The clean white walls of The Nicholas Metivier Gallery provide a stark contrast to her bright and hypnotic works. Displayed simply in white frames or on their own, these paintings, on Mylar or large-scale canvas, occupy the front portion of the gallery. One of MacFarlane’s works is hung at the entrance of the gallery before the viewer enters the show space, although it is a creative solution for the room, the work is slightly disconnected from the rest of the exhibit.
Consisting of less than a dozen individual works, MacFarlane’s show shares the gallery space with the group show “Structure.” This small exhibit compliments the work of MacFarlane by presenting works that also investigate the dynamics of space and form. A partial dividing wall, which holds MacFarlane’s Propel and Twist, provides a clear division between the two exhibits while enticing the viewer to look at both in turn.
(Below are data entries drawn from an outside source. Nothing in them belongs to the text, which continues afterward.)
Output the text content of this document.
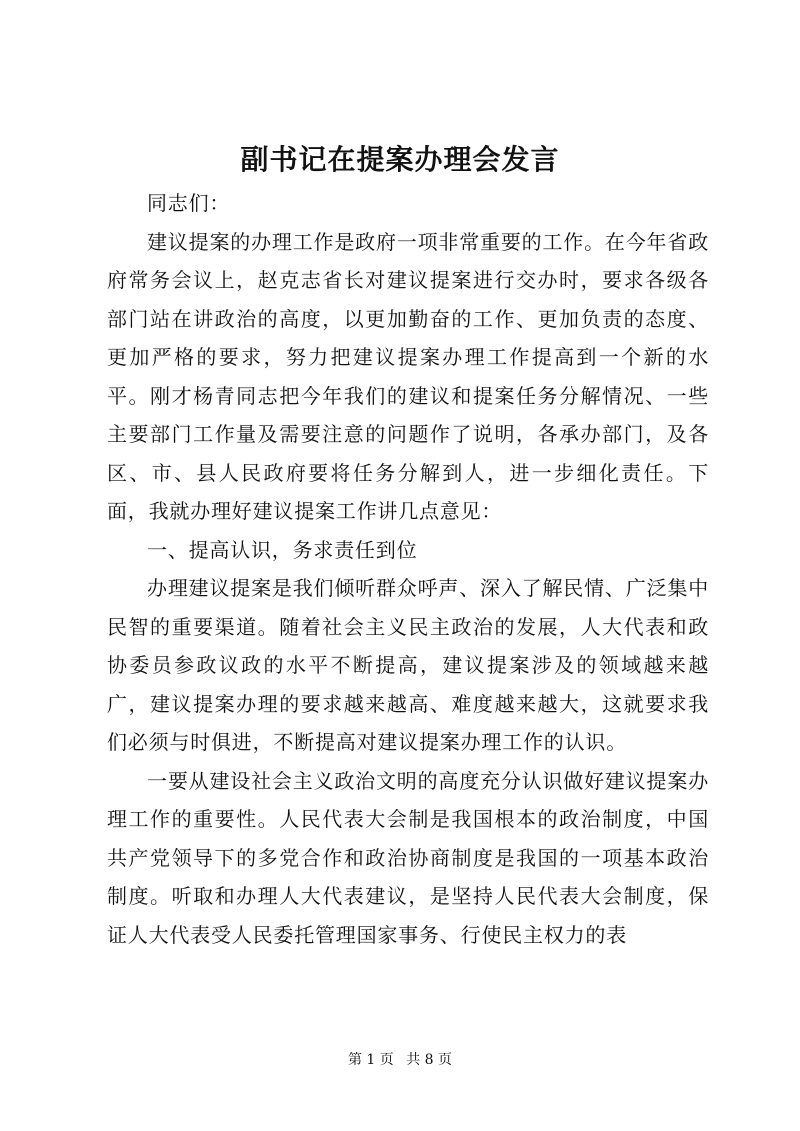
副书记在提案办理会发言

同志们：

建议提案的办理工作是政府一项非常重要的工作。在今年省政府常务会议上，赵克志省长对建议提案进行交办时，要求各级各部门站在讲政治的高度，以更加勤奋的工作、更加负责的态度、更加严格的要求，努力把建议提案办理工作提高到一个新的水平。刚才杨青同志把今年我们的建议和提案任务分解情况、一些主要部门工作量及需要注意的问题作了说明，各承办部门，及各区、市、县人民政府要将任务分解到人，进一步细化责任。下面，我就办理好建议提案工作讲几点意见：

一、提高认识，务求责任到位

办理建议提案是我们倾听群众呼声、深入了解民情、广泛集中民智的重要渠道。随着社会主义民主政治的发展，人大代表和政协委员参政议政的水平不断提高，建议提案涉及的领域越来越广，建议提案办理的要求越来越高、难度越来越大，这就要求我们必须与时俱进，不断提高对建议提案办理工作的认识。

一要从建设社会主义政治文明的高度充分认识做好建议提案办理工作的重要性。人民代表大会制是我国根本的政治制度，中国共产党领导下的多党合作和政治协商制度是我国的一项基本政治制度。听取和办理人大代表建议，是坚持人民代表大会制度，保证人大代表受人民委托管理国家事务、行使民主权力的表

第 1 页 共 8 页
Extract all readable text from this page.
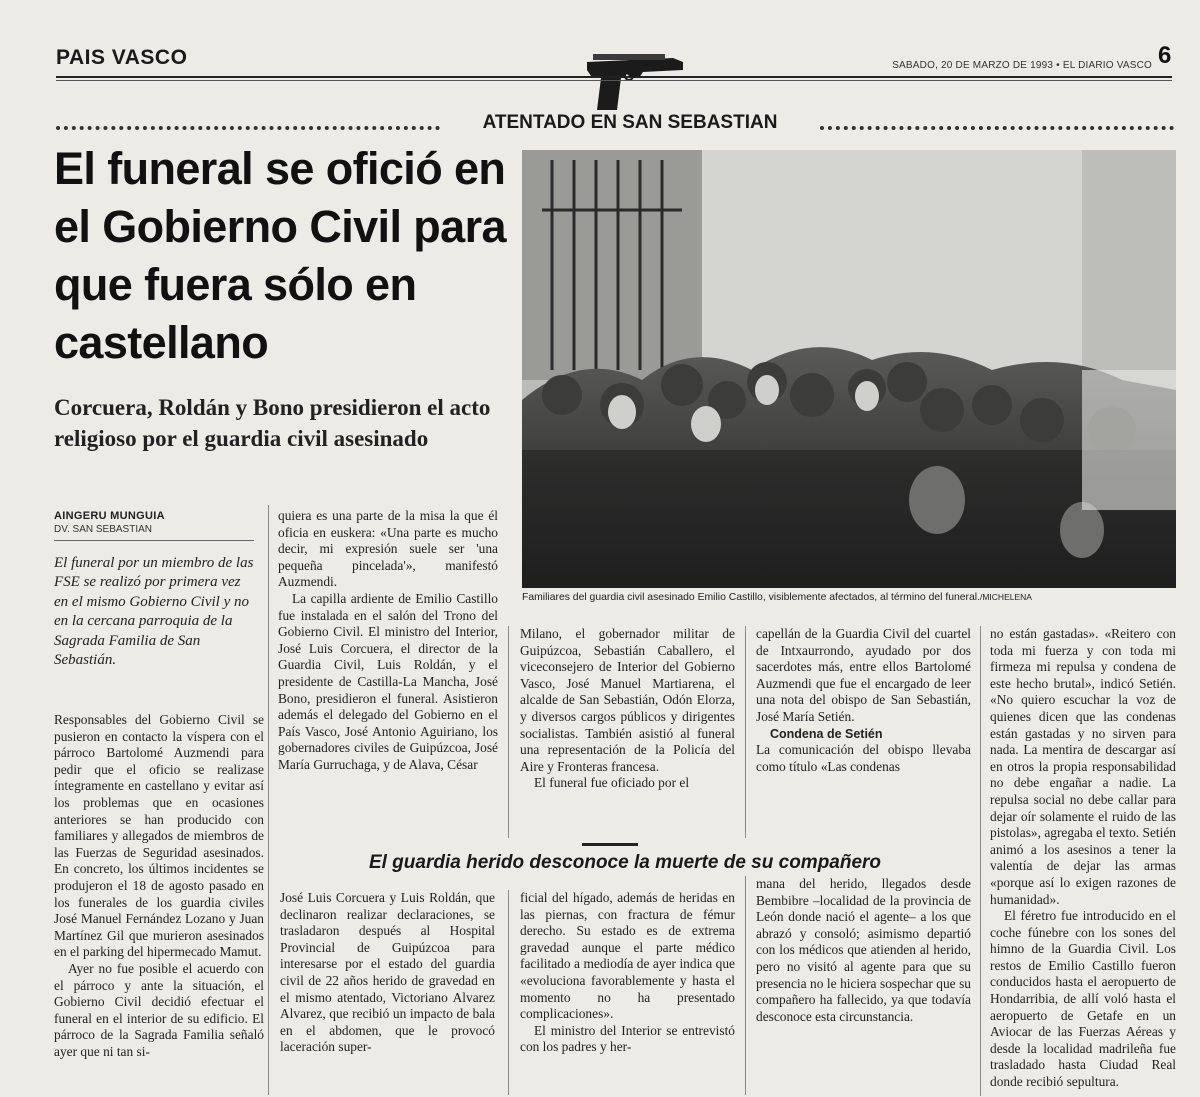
PAIS VASCO	SABADO, 20 DE MARZO DE 1993 • EL DIARIO VASCO 6
ATENTADO EN SAN SEBASTIAN
El funeral se ofició en el Gobierno Civil para que fuera sólo en castellano
Corcuera, Roldán y Bono presidieron el acto religioso por el guardia civil asesinado
AINGERU MUNGUIA
DV. SAN SEBASTIAN

El funeral por un miembro de las FSE se realizó por primera vez en el mismo Gobierno Civil y no en la cercana parroquia de la Sagrada Familia de San Sebastián.

Responsables del Gobierno Civil se pusieron en contacto la víspera con el párroco Bartolomé Auzmendi para pedir que el oficio se realizase íntegramente en castellano y evitar así los problemas que en ocasiones anteriores se han producido con familiares y allegados de miembros de las Fuerzas de Seguridad asesinados. En concreto, los últimos incidentes se produjeron el 18 de agosto pasado en los funerales de los guardia civiles José Manuel Fernández Lozano y Juan Martínez Gil que murieron asesinados en el parking del hipermecado Mamut.

Ayer no fue posible el acuerdo con el párroco y ante la situación, el Gobierno Civil decidió efectuar el funeral en el interior de su edificio. El párroco de la Sagrada Familia señaló ayer que ni tan si-

quiera es una parte de la misa la que él oficia en euskera: «Una parte es mucho decir, mi expresión suele ser 'una pequeña pincelada'», manifestó Auzmendi.

La capilla ardiente de Emilio Castillo fue instalada en el salón del Trono del Gobierno Civil. El ministro del Interior, José Luis Corcuera, el director de la Guardia Civil, Luis Roldán, y el presidente de Castilla-La Mancha, José Bono, presidieron el funeral. Asistieron además el delegado del Gobierno en el País Vasco, José Antonio Aguiriano, los gobernadores civiles de Guipúzcoa, José María Gurruchaga, y de Alava, César

Familiares del guardia civil asesinado Emilio Castillo, visiblemente afectados, al término del funeral./MICHELENA

Milano, el gobernador militar de Guipúzcoa, Sebastián Caballero, el viceconsejero de Interior del Gobierno Vasco, José Manuel Martiarena, el alcalde de San Sebastián, Odón Elorza, y diversos cargos públicos y dirigentes socialistas. También asistió al funeral una representación de la Policía del Aire y Fronteras francesa.

El funeral fue oficiado por el

capellán de la Guardia Civil del cuartel de Intxaurrondo, ayudado por dos sacerdotes más, entre ellos Bartolomé Auzmendi que fue el encargado de leer una nota del obispo de San Sebastián, José María Setién.

Condena de Setién

La comunicación del obispo llevaba como título «Las condenas

no están gastadas». «Reitero con toda mi fuerza y con toda mi firmeza mi repulsa y condena de este hecho brutal», indicó Setién. «No quiero escuchar la voz de quienes dicen que las condenas están gastadas y no sirven para nada. La mentira de descargar así en otros la propia responsabilidad no debe engañar a nadie. La repulsa social no debe callar para dejar oír solamente el ruido de las pistolas», agregaba el texto. Setién animó a los asesinos a tener la valentía de dejar las armas «porque así lo exigen razones de humanidad».

El féretro fue introducido en el coche fúnebre con los sones del himno de la Guardia Civil. Los restos de Emilio Castillo fueron conducidos hasta el aeropuerto de Hondarribia, de allí voló hasta el aeropuerto de Getafe en un Aviocar de las Fuerzas Aéreas y desde la localidad madrileña fue trasladado hasta Ciudad Real donde recibió sepultura.

El guardia herido desconoce la muerte de su compañero

José Luis Corcuera y Luis Roldán, que declinaron realizar declaraciones, se trasladaron después al Hospital Provincial de Guipúzcoa para interesarse por el estado del guardia civil de 22 años herido de gravedad en el mismo atentado, Victoriano Alvarez Alvarez, que recibió un impacto de bala en el abdomen, que le provocó laceración super-

ficial del hígado, además de heridas en las piernas, con fractura de fémur derecho. Su estado es de extrema gravedad aunque el parte médico facilitado a mediodía de ayer indica que «evoluciona favorablemente y hasta el momento no ha presentado complicaciones».

El ministro del Interior se entrevistó con los padres y her-

mana del herido, llegados desde Bembibre –localidad de la provincia de León donde nació el agente– a los que abrazó y consoló; asimismo departió con los médicos que atienden al herido, pero no visitó al agente para que su presencia no le hiciera sospechar que su compañero ha fallecido, ya que todavía desconoce esta circunstancia.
With the two exhibits in tandem, works like Edward Burtynsky’s photo of environmental devastation gives new meaning to MacFarlane’s abstracts and vice versa. Though Burtynsky captures a real space, the colour planes and chaos presented in his work become reminiscent of those present in MacFarlane’s paintings; her works in turn start to resemble a world of desolation.
– Sophia Farmer
This show runs from October 13 – November 5, 2011.